Backups are the least exciting part of IT and the one that saves businesses. When ransomware hits, a laptop dies, or someone deletes the wrong folder, a good backup turns a catastrophe into an afternoon. A bad one, or one nobody tested, turns it into a very bad week.
The 3-2-1 rule
The simplest reliable standard is 3-2-1: keep three copies of your data, on two different types of storage, with at least one copy kept off-site and disconnected. The off-site, disconnected copy is the important part: it is what survives a fire, a theft, or ransomware that spreads across everything it can reach on your network.
An untested backup is just a hope
The most common and most painful backup failure is discovering, at the worst possible moment, that the backup was not actually working, or cannot be restored. A backup you have never restored from is not a backup; it is a hope. Restore a few files on a schedule so you know it works before you need it.
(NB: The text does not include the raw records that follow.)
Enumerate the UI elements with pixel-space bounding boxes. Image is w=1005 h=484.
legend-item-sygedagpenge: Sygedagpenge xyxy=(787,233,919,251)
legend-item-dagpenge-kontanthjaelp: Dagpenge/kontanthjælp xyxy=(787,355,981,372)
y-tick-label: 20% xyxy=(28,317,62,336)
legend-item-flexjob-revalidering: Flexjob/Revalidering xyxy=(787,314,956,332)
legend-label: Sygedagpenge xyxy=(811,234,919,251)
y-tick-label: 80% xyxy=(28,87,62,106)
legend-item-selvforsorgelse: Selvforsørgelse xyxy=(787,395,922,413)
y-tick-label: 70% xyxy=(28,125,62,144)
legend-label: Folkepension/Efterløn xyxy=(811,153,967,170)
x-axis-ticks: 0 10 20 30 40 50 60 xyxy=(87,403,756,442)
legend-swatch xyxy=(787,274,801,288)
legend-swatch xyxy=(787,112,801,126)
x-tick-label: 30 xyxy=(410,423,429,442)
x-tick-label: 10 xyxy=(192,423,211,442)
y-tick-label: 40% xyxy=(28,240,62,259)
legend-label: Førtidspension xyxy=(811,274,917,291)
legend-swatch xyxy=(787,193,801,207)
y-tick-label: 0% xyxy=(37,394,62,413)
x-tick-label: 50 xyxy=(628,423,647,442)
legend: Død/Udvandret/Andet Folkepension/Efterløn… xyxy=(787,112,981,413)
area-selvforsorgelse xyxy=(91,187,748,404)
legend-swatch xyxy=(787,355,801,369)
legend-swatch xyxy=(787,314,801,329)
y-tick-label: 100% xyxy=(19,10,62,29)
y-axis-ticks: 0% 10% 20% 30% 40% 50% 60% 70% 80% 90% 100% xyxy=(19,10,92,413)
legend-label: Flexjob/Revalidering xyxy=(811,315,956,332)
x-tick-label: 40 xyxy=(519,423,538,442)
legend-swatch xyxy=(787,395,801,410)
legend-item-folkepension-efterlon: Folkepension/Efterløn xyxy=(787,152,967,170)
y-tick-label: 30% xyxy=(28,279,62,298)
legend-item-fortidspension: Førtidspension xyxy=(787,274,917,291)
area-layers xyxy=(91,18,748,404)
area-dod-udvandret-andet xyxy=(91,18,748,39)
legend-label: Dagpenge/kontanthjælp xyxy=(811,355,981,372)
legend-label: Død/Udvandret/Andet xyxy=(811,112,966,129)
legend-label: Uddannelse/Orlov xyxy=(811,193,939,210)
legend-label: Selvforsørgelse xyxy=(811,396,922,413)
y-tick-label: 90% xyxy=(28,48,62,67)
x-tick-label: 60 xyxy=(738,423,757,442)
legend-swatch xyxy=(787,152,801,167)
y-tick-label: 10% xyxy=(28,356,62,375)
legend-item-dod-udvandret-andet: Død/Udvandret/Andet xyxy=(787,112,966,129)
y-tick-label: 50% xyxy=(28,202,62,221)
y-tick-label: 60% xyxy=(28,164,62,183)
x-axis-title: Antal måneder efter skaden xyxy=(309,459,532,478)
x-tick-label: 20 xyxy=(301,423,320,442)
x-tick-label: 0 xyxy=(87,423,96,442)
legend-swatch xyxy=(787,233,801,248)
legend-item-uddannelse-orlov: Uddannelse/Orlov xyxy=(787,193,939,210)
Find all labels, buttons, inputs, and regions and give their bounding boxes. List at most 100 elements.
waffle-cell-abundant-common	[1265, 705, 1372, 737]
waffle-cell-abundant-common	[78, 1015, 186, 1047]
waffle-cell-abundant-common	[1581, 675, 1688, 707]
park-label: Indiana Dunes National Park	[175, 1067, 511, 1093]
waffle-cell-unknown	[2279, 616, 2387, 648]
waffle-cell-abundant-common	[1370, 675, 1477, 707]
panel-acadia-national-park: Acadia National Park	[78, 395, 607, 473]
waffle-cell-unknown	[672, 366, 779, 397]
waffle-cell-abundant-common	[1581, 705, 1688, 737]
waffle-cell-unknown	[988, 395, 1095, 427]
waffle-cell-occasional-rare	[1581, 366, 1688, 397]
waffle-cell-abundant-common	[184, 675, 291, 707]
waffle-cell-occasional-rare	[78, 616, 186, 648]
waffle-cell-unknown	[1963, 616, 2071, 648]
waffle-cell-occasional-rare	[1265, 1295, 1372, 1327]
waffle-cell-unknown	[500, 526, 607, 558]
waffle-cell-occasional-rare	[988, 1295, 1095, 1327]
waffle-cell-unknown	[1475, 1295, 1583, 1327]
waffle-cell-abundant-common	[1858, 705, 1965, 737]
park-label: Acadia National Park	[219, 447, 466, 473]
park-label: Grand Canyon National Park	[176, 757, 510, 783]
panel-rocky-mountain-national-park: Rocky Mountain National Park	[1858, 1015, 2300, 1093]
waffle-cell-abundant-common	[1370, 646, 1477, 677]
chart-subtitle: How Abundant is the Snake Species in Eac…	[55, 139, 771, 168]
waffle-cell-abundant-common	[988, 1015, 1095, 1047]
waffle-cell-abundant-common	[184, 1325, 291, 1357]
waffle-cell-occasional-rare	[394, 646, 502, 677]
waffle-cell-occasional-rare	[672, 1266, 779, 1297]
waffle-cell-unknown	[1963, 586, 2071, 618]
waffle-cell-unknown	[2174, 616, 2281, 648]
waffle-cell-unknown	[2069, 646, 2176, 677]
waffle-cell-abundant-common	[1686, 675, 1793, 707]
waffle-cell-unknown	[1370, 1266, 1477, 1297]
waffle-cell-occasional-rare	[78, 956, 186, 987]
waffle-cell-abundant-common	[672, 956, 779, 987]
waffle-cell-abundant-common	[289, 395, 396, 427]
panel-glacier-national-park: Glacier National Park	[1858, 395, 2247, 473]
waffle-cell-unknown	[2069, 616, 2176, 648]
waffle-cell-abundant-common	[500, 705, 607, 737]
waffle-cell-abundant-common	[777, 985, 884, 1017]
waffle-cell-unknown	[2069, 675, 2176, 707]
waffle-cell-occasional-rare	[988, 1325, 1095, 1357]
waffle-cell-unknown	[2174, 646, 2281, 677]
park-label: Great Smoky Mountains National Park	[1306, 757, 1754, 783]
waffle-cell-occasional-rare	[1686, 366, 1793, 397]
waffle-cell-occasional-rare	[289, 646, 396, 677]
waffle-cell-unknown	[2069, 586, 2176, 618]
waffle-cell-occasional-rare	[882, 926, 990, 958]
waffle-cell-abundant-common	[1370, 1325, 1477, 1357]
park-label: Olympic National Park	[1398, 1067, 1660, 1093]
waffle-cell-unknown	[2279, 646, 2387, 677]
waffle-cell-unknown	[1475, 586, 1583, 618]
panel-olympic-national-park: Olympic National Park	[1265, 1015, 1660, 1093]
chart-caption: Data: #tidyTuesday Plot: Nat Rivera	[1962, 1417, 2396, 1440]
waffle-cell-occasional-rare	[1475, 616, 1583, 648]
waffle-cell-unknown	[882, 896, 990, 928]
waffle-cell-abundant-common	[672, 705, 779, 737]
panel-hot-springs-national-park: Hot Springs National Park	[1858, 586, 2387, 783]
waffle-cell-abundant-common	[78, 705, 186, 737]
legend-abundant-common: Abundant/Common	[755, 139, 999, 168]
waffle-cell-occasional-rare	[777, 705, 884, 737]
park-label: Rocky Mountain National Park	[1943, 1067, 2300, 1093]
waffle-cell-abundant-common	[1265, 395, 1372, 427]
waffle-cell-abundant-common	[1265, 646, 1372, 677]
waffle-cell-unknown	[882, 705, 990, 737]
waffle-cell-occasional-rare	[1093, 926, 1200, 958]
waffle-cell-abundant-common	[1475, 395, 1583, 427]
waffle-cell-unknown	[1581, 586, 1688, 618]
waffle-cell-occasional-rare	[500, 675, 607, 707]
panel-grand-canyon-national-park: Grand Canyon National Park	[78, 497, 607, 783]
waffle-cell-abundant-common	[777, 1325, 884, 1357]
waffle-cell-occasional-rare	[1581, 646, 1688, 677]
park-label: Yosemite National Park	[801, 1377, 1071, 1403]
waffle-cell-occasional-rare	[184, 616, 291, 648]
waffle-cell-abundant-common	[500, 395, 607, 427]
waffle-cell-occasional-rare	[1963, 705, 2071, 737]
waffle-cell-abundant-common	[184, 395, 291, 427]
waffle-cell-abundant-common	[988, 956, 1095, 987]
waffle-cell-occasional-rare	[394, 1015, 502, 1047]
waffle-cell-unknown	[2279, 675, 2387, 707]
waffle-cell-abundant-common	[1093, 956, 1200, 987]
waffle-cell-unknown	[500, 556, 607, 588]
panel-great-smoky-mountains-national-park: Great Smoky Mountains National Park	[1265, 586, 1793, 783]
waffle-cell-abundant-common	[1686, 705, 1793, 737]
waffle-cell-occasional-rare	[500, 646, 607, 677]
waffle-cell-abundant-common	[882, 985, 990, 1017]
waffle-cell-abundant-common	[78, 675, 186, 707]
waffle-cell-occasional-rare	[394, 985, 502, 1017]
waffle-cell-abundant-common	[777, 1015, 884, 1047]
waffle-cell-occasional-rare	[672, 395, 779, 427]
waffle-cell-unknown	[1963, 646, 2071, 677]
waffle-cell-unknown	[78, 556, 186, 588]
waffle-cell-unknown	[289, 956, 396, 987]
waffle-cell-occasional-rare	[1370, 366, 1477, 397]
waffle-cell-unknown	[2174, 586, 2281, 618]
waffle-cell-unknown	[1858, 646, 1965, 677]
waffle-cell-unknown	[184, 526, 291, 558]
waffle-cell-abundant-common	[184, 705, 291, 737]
Recovery time matters as much as the backup
Two questions decide how a bad day goes: how much data could you lose (how often backups run), and how long it takes to get running again (recovery time). For most small businesses, being back within hours rather than days is the goal, and that depends on how the backups are designed, not just that they exist.
Why this beats ransomware
Ransomware works by taking your data hostage. If you have a clean, recent, disconnected backup, you can refuse to pay, wipe the affected systems, and restore. Businesses with tested backups kept separate from their main network recover far faster than those without, which is exactly why attackers try to reach and destroy backups too. Keeping one copy offline and out of reach is what keeps it as your safety net.